The team of biochemist Christian Sonnendecker of the Leipzig University wants to use biotechnology to solve the plastic problem. Explaining the effort, Sonndecker said,
‘By observing nature, we are trying to replicate it. Nature uses enzymes to break down polymers. We are doing exactly that now.’
Christian and a colleague found the enzyme in a cemetery south of the city of Leipzig. It is found in compost. That enzyme actually decomposes the leaves that fall from the tree.
“A leaf has a layer of wax on it, called the cutin layer,” says Sonndecker. It is a type of polyester. It is a polymer whose structure is based on ester bonds, just like Polyethylene terephthalate (PET) plastic. Similar properties are also found in many bioplastics.
These enzymes are so nonspecific that they can recognize and process a wide range of polyester spectrum. It is also our advantage and fortune. Because, we have found an organic answer to the problem of plastic.
Christian Sonndecker is demonstrating by hand how quickly that enzyme can break down plastic. At a temperature of 60-70 degrees Celsius, the enzyme can completely break down the PET wrap in just one day. Then only the basic elements are left. The researchers were very happy to find the enzyme.
“We named it PHL Seven,” said Christian Sonnendecker. Ie polyester-hydrolase-lipsis. It is enzyme number 7 out of 9 that we have found. That was an enzyme with special power.
A 3d Replica of the enzyme was printed to make it visible. This makes its operation easier to understand. “This is the enzyme,” Sonndecker exclaimed confidently. Each ester bond in the PET chain is visible, i.e. the predetermined breaking point.
Now the enzyme comes to break down each ester bond. At the end of the process, basic ingredients such as terephthalic acid and ethylene glycol remain. New plastics can be made with them.
Sonnendecker’s team has gone one step further. They want to modify the enzyme’s DNA so that it can consume plastic more quickly. Several modified enzymes are being tested for that purpose. They want to select the most efficient enzyme by analyzing each one separately.

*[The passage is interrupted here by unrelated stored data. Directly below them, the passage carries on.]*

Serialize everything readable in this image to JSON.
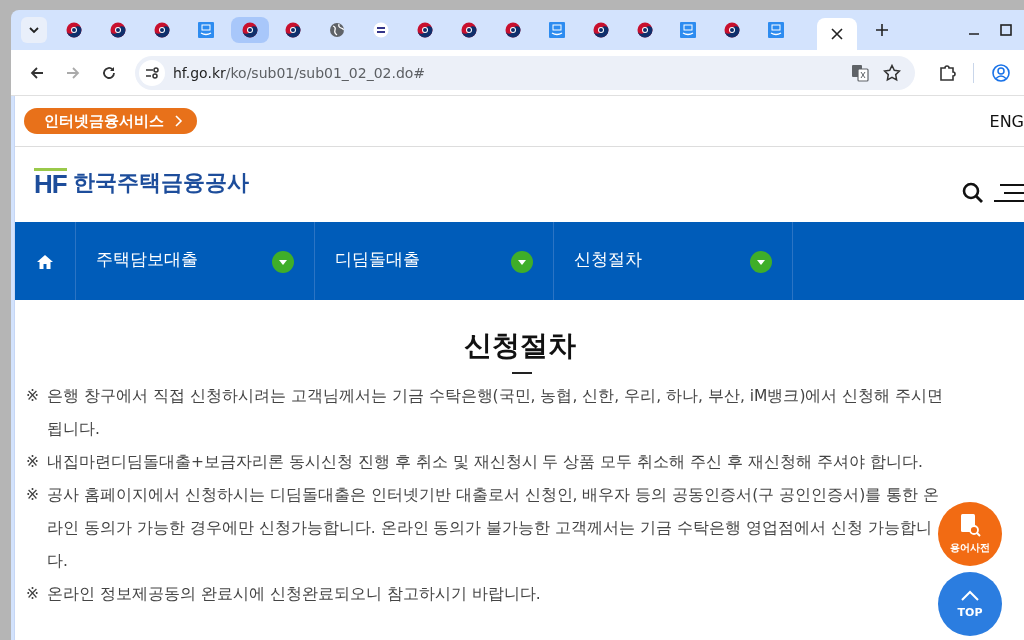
{
  "browser": {
    "tabs": [
      {
        "kind": "taeguk",
        "selected": false,
        "hovered": false
      },
      {
        "kind": "taeguk",
        "selected": false,
        "hovered": false
      },
      {
        "kind": "taeguk",
        "selected": false,
        "hovered": false
      },
      {
        "kind": "app",
        "selected": false,
        "hovered": false
      },
      {
        "kind": "taeguk",
        "selected": false,
        "hovered": true
      },
      {
        "kind": "taeguk",
        "selected": false,
        "hovered": false
      },
      {
        "kind": "globe",
        "selected": false,
        "hovered": false
      },
      {
        "kind": "seal",
        "selected": false,
        "hovered": false
      },
      {
        "kind": "taeguk",
        "selected": false,
        "hovered": false
      },
      {
        "kind": "taeguk",
        "selected": false,
        "hovered": false
      },
      {
        "kind": "taeguk",
        "selected": false,
        "hovered": false
      },
      {
        "kind": "app",
        "selected": false,
        "hovered": false
      },
      {
        "kind": "taeguk",
        "selected": false,
        "hovered": false
      },
      {
        "kind": "taeguk",
        "selected": false,
        "hovered": false
      },
      {
        "kind": "app",
        "selected": false,
        "hovered": false
      },
      {
        "kind": "taeguk",
        "selected": false,
        "hovered": false
      },
      {
        "kind": "app",
        "selected": false,
        "hovered": false
      },
      {
        "kind": "blank",
        "selected": true,
        "hovered": false
      }
    ],
    "url": {
      "host": "hf.go.kr",
      "path": "/ko/sub01/sub01_02_02.do#"
    }
  },
  "top_bar": {
    "service_button": "인터넷금융서비스",
    "language": "ENG"
  },
  "header": {
    "logo_mark": "HF",
    "logo_text": "한국주택금융공사"
  },
  "nav": {
    "items": [
      {
        "label": "주택담보대출"
      },
      {
        "label": "디딤돌대출"
      },
      {
        "label": "신청절차"
      }
    ]
  },
  "page": {
    "title": "신청절차",
    "notes": [
      {
        "mark": "※",
        "text": "은행 창구에서 직접 신청하시려는 고객님께서는 기금 수탁은행(국민, 농협, 신한, 우리, 하나, 부산, iM뱅크)에서 신청해 주시면 됩니다."
      },
      {
        "mark": "※",
        "text": "내집마련디딤돌대출+보금자리론 동시신청 진행 후 취소 및 재신청시 두 상품 모두 취소해 주신 후 재신청해 주셔야 합니다."
      },
      {
        "mark": "※",
        "text": "공사 홈페이지에서 신청하시는 디딤돌대출은 인터넷기반 대출로서 신청인, 배우자 등의 공동인증서(구 공인인증서)를 통한 온라인 동의가 가능한 경우에만 신청가능합니다. 온라인 동의가 불가능한 고객께서는 기금 수탁은행 영업점에서 신청 가능합니다."
      },
      {
        "mark": "※",
        "text": "온라인 정보제공동의 완료시에 신청완료되오니 참고하시기 바랍니다."
      }
    ]
  },
  "floating": {
    "glossary": "용어사전",
    "top": "TOP"
  }
}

Technology and artificial intelligence are helping in that task. The researchers are working with biotechnologist Ronnie Frank. He said,
‘This time we want to apply our technology on a large scale. To that end, we developed a new prototype that can analyze nearly 100 enzyme samples.
At the same time, the upper layers can be measured. We can also train the AI by providing the necessary information. In this way, we can break down plastic by finding new and improved enzymes.

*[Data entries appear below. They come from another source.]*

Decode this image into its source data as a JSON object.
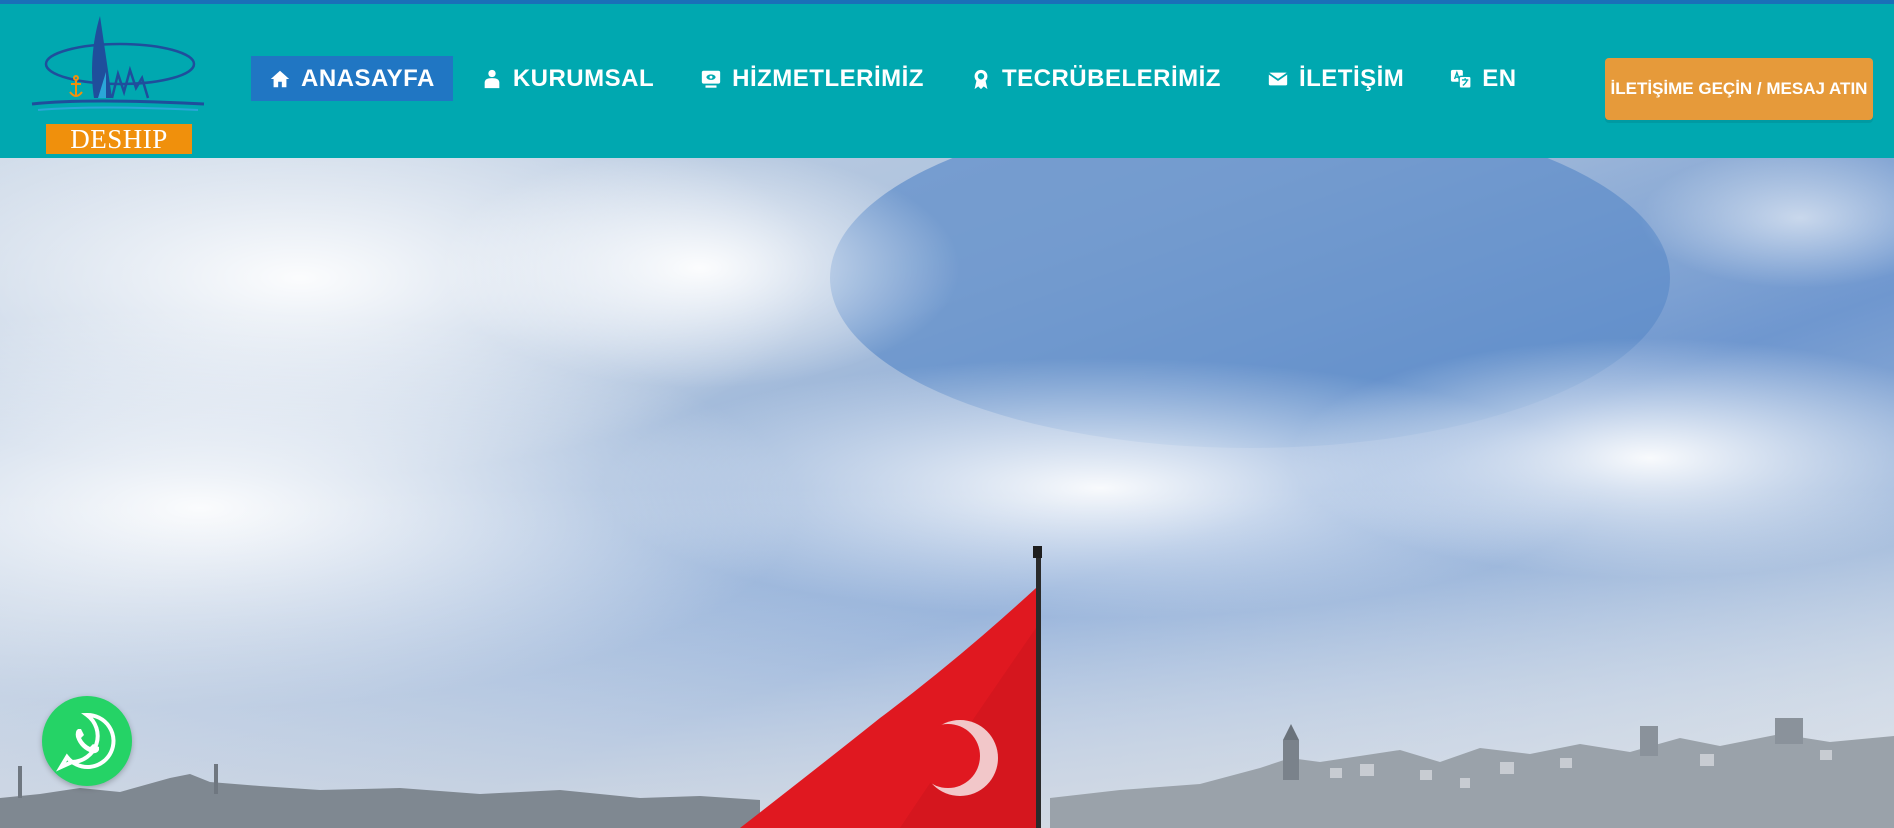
{
  "brand": {
    "name": "DESHIP",
    "colors": {
      "header": "#00a8b0",
      "topline": "#1a6fb8",
      "active_nav": "#2076c3",
      "cta": "#e69a3a",
      "logo_box": "#f0900c",
      "whatsapp": "#25d366"
    }
  },
  "nav": {
    "items": [
      {
        "label": "ANASAYFA",
        "icon": "home-icon",
        "active": true
      },
      {
        "label": "KURUMSAL",
        "icon": "user-icon",
        "active": false
      },
      {
        "label": "HİZMETLERİMİZ",
        "icon": "monitor-icon",
        "active": false
      },
      {
        "label": "TECRÜBELERİMİZ",
        "icon": "award-icon",
        "active": false
      },
      {
        "label": "İLETİŞİM",
        "icon": "mail-icon",
        "active": false
      },
      {
        "label": "EN",
        "icon": "translate-icon",
        "active": false
      }
    ]
  },
  "cta": {
    "label": "İLETİŞİME GEÇİN / MESAJ ATIN"
  },
  "hero": {
    "image": "istanbul-skyline-with-turkish-flag"
  },
  "floating": {
    "icon": "whatsapp-icon"
  }
}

Researchers looking for super enzymes want to analyze hundreds of thousands of enzymes a day. They also have dreams of going one step further. “We want to eventually have more polyester on the market,” said Sonndecker. Because it is very easy to break them down using enzymes.
In this way we can create a truly effective circular economy. At the moment there is no arrangement for plastic-waste. As a result, we have no other option. Looking to the future, we want to do something to recycle plastic sustainably.